In the Gaza Strip conflict, there are good guys! While Abbas and Fatah aren’t gold plated good guys, by Muslim standards they are surprisingly rational and peace loving. Our blind support of Israel is damaging to peace. It has been for decades. It will be a slow process, but if Israel doesn’t help Palestinians with a desire for peace gain a foothold on power, eventually whacko powers of the Muslim world will get more seriously involved, and the rockets hitting Israel will be nuclear tipped. It will be Obama’s responsibility to help point this out, instead of supporting massive retaliation. France, remember them? The guys we should have listened to in 2003? They want Israel to chill out for 48 hours. 48 hours! Two stinkin’ days! And Israel refuses, claiming that Hamas will re-arm if they back off for a minute. Have they no brain? Do they not understand that their attacks are exactly what the insurgents need to garner sympathy and gain recruits? They have done exactly the same thing before, with poor results. I’m beginning to think Israelis are slooow learners.

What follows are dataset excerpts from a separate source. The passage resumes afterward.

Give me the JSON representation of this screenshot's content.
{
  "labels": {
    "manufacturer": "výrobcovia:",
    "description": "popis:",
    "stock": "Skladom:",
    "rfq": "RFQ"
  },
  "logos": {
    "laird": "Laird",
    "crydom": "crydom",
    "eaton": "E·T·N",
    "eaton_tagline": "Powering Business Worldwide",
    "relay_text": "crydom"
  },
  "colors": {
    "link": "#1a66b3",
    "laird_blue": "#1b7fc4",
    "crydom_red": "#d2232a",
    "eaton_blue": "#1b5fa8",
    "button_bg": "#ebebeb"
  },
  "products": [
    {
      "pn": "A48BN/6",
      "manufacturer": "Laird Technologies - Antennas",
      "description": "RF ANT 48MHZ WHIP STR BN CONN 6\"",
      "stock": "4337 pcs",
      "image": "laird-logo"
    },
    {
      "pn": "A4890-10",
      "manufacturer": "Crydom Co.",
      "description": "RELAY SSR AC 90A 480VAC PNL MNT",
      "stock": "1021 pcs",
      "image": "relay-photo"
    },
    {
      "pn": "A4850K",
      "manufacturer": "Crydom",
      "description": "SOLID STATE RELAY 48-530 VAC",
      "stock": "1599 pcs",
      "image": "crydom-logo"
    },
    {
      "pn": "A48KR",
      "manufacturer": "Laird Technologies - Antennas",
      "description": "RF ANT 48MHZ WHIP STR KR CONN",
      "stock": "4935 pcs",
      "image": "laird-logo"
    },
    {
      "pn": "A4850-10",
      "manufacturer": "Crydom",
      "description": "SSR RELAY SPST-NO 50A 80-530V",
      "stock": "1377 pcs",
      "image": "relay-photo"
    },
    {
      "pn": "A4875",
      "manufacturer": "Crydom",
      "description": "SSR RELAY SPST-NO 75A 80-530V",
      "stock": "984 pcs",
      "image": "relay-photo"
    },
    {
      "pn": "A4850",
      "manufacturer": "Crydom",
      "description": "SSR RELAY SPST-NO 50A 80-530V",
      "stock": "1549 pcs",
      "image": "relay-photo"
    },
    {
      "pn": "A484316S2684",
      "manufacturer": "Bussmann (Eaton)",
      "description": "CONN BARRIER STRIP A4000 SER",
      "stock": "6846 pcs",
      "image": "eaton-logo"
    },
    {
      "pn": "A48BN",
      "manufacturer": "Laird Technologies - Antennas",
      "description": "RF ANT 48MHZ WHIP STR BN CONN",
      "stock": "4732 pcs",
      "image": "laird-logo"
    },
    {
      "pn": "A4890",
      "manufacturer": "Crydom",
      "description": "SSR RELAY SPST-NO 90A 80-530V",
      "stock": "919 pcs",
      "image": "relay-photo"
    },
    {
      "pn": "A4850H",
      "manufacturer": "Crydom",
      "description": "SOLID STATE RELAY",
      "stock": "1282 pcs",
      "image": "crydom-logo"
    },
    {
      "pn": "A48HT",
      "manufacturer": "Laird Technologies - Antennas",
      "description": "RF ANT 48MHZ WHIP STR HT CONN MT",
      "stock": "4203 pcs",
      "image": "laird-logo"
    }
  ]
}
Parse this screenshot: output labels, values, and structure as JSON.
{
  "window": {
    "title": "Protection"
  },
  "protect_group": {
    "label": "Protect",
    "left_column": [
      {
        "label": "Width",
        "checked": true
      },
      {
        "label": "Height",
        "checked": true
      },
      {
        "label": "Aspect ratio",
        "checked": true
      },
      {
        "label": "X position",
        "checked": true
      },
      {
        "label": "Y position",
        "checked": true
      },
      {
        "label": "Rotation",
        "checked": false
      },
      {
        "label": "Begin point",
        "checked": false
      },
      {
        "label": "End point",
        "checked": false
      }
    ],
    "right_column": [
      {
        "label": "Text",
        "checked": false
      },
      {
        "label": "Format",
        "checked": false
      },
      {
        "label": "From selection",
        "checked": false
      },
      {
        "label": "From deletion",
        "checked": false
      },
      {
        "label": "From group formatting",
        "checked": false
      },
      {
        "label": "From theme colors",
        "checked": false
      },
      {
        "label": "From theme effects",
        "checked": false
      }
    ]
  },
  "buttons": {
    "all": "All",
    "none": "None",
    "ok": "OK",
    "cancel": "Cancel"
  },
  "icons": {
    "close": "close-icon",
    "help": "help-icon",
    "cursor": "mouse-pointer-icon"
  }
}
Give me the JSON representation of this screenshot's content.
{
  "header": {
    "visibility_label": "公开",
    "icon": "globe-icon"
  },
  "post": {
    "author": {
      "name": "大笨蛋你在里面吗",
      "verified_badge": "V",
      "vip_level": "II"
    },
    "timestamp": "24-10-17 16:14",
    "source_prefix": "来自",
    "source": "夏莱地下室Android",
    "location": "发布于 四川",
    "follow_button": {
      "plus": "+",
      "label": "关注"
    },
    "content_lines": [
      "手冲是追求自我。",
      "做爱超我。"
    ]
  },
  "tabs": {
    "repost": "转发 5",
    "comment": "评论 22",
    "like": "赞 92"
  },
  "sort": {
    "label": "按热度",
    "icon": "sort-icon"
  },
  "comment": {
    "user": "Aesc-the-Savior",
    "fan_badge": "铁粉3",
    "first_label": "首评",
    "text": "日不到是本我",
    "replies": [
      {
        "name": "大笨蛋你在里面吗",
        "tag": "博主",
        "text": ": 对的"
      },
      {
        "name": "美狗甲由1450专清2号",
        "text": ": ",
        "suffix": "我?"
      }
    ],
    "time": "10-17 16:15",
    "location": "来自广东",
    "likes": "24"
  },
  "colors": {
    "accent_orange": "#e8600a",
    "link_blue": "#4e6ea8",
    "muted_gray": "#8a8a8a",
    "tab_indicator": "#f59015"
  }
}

Israel is wrong, and the United States has to make this clear to Israel’s current government in no uncertain terms. Palestinians must be rewarded for supporting Fatah, bring Fatah to the table and show the people the pathway to peace. Get food, medicine and other basic needs to the residents of Gaza and give the credit to Abbas and company. Hamas was elected because of Israel’s persecution. Israel exists largely through American support, let the World know we can no longer support the mindless murder of innocents. Israel’s militaristic government was elected by the people, with confidence that U. S. support would continue no matter what lunacy the paranoiacs they elected did. Our next President talks a good talk; does he have the guts to walk it?